Figure 2. Unassisted solar-powered acetate production from the nanowire-bacteria hybrid device

a, Cross-sectional SEM image of the three-dimensional network in the nanowire-bacteria hybrid. b & c, Magnified images at different depths of the nanowire array. d, Tafel plots, the logarithmic current density versus applied electrochemical voltage, are plotted for different electrode configurations (n = 2). Detailed data is summarized in Supplementary Fig. 2d. Filled blue circle (“planar, bio”), planar electrode loaded with bacteria; filled yellow circle (“NW, bio”), nanowire electrode loaded with bacteria; open black circle (“planar, abiotic”), bare planar electrode; open red circle (“NW, abiotic”), bare nanowire electrode. e, Measurement of unassisted solar-powered CO₂ reduction for more than five days, n = 6. During the experiment the system was purged with 20% CO₂/80% N₂. In the plot X_acetate is the product selectivity (Faradic efficiency) of acetic acid generation.
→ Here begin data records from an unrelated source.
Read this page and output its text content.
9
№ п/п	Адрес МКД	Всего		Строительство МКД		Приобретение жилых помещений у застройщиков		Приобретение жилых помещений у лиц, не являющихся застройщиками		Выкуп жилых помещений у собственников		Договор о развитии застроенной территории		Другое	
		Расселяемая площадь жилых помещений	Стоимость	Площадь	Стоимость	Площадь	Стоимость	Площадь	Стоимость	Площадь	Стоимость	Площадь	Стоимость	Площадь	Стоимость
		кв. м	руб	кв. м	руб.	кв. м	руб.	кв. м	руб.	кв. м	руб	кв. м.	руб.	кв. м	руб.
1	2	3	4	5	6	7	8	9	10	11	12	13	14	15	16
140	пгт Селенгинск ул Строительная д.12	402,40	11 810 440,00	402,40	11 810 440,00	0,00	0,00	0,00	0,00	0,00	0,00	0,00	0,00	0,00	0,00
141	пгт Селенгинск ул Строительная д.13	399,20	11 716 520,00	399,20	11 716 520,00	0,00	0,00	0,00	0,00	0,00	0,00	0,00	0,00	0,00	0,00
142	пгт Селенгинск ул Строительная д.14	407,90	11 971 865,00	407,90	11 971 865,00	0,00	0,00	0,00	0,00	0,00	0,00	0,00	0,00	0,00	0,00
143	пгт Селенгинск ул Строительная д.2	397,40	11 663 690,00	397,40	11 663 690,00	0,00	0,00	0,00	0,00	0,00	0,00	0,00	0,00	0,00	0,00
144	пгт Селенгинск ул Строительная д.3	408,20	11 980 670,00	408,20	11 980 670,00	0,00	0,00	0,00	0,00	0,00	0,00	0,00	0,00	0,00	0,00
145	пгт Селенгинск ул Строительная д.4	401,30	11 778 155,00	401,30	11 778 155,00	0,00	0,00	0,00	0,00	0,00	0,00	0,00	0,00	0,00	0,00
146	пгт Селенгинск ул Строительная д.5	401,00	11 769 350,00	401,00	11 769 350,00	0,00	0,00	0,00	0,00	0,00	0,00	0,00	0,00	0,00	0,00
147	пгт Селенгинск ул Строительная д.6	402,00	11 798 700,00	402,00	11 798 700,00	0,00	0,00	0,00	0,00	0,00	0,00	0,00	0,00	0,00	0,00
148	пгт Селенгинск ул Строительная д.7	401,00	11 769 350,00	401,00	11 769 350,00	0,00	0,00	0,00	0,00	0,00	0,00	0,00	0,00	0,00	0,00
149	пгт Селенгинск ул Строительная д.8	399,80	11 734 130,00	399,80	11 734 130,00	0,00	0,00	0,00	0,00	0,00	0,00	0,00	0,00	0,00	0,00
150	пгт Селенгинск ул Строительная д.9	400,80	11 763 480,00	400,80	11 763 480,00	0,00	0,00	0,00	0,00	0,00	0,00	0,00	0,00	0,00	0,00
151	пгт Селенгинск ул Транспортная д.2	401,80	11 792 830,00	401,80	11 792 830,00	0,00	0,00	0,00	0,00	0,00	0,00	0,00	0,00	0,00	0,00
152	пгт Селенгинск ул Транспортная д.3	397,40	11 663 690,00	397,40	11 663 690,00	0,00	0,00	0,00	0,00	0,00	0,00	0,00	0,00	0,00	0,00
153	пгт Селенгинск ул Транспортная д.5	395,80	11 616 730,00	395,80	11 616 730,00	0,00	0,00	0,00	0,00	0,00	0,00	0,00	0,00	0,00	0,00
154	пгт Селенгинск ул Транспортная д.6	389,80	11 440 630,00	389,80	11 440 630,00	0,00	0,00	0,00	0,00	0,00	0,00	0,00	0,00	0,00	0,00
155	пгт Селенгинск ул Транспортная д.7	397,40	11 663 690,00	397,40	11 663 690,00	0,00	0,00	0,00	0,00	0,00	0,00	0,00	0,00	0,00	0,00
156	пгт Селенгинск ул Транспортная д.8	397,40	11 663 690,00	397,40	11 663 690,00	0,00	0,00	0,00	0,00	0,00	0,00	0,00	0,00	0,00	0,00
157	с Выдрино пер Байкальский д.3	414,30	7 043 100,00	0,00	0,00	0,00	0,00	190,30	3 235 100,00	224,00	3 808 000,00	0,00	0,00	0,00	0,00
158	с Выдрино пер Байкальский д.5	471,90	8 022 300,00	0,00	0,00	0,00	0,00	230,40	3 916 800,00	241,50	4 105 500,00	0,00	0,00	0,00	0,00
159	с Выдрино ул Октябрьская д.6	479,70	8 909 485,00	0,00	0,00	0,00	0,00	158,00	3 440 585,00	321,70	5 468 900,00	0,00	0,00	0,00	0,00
The scale bars are 5 μm (a) and 1 μm (b & c).

Figure 3. Enhanced oxygen tolerance for nanowire-bacteria hybrids

a, A numerical simulation illustrates that integrating bacteria into a nanowire array allows for the survival of strict anaerobes in an aerobic environment. The oxygen concentration in the electrolyte decreases logarithmically from the nanowire array’s entrance, creating a local anaerobic environment. This is in contrast to the linear decrease of oxygen concentration for a planar electrode (Supplementary Note and Supplementary Fig. 5). b, Experimental demonstration of aerobic CO₂ reduction by S. ovata when Pt was additionally loaded onto the nanowire electrode, n = 3. Constant electrochemical bias (−0.2 V vs. RHE) was applied to the Si nanowire electrode and the current was plotted against time. As highlighted in the plot, the sparging gas of the setup was switched from anaerobic (20% CO₂/80% N₂) to aerobic (21% O₂/10% CO₂/69% N₂) at t = 85 hour.

Figure 4. Biocatalytic production of diverse organic compounds using genetically engineered E. coli

a, Synthetic pathways for the production of a variety of value-added chemicals. Here the names of proteins are listed, and the colors differentiate their genetic origins. In addition to these described pathways, some of the acetyl-CoA are expected to be diverted into the TCA cycle for redox balancing. b, Solar-derived acetic acid from nanowire-bacteria hybrids was used as the feedstock to yield a variety of chemicals in M9-MOPS medium (t = 5 days). No organic substrates were provided except the solar-derived acetic acid, and the acetate-containing medium solution was yielded at aerobic conditions (21% O₂/10% CO₂/69% N₂) under simulated sunlight. Here X_product is acetate-to-product conversion efficiency. n = 3 for all reported values. Blue, Clostridium acetobutylicum; green, Treponema denticola; brown, Ralstonia eutropha; black, E. coli; red, Saccharomyces cerevisiae; light blue, Artemisia annua; purple, Nicotiana tabacum; yellow, Gossypium arboreum. phaA, acetoacetyl-CoA thiolase/synthase; hbd, phaB, 3-hydroxybutyryl-CoA dehydrogenase; crt, crotonase; ter, trans-enoyl-CoA reductase; adhE2, bifunctional butyraldehyde and butanol dehydrogenase; phaC, PHA synthase; AtoB, acetyl-CoA acetyltransferase; HMGS, hydroxymethylglutaryl-CoA synthase; tHMGR, truncated hydroxymethylglutary-CoA reductase; MK, mevalonate kinase; PMK, phosphomevalonate kinase; PMD, phosphomevalonate decarboxylase; IDI, isopentenyl diphosphate-isomerase; IspA, farnesyl diphosphoate synthase; ADS, amorphadiene synthase; EAS, epi-aristolochene cyclase; CAS, cadinene synthase.